(Godot) Heightfield

Published on June 9, 2018.

Another hard week at work. I find it surprising how little the company that I joined, cares about on-boarding new employees. Well, this means I’m even more dedicated to continuing improving my game prototype.

Terrain Improvements

I’ve spent some time, last week, introducing a height-field for the previously-flat terrain in my personal project. I find the look interesting. I had to significantly bias the normals on the quads of the terrain cells to get interesting lighting effect on the terrain. I changed the movement and placement algorithms for all the objects and the characters, so that they automatically set the correct height.

Heightfield

The heightfield is generated using a couple of waveforms, right now, in the X and Y directions. This is a very simple method to get a first terrain with repeated hills.
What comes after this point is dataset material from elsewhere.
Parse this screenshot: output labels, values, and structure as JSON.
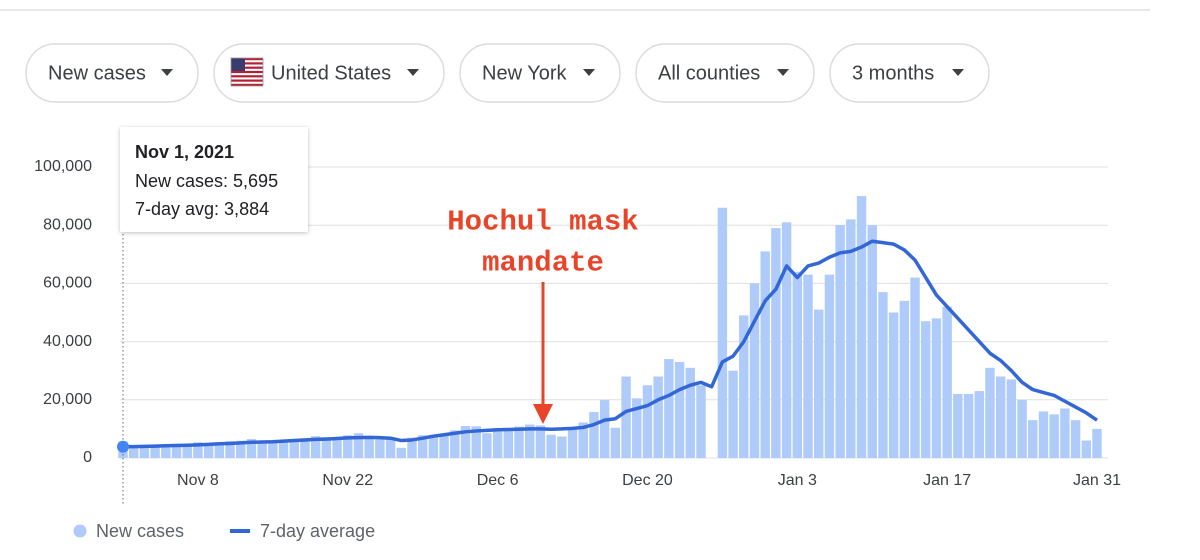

I’ve also grown the terrain to 64x64. The advantage of waveforms is that generating new tiles of terrain can be done after the initial phase. This could be an interesting development for another week-end!

Flat Cells

When placing a building on the cell of a heightfield, I think it is important to have a flat ground. Games have different approaches on how to handle this problem, but all generally agree that you can’t just orient the building with the cell. Some games will force the player to create a foundation piece that provides a flat surface to further build on. The simpler solution that I chose is to modify the height-field when the player creates the foundation for a new building.

Locked Cells

Creating a mesh for a heightfield, where objects are placed by the player, becomes problematic when the player attempts to place buildings side-by-side. There are some easy options, like forcing all the buildings to be one cell away, or placing the buildings all at the same heights. I wanted more variety in heights of the buildings and I wanted no artificial restrictions. Rather, I devised a system where cells that have a building on it are flagged. When creating the mesh for the heightfield, if a cell is ‘locked’, its height wins over the neighbors. This creates a flat ground for the building, since all four vertices will be equal height. When two adjacent cells are locked, but have a different height: the two vertices for the adjacency-edge will have multiple heights. That’s when my algorithm creates extra quads/triangles, as in this screenshot:

Height Change Tools

I added a hot-key on the player to enter a new debugging UI mode, where I can change the height and ‘locked-status’ of cells. In debugging mode, when the user presses ‘-‘, ‘+’ or ‘L’, it changes the cell that is directly in front of the player character. I found it to be an important tool to debug my algorithm!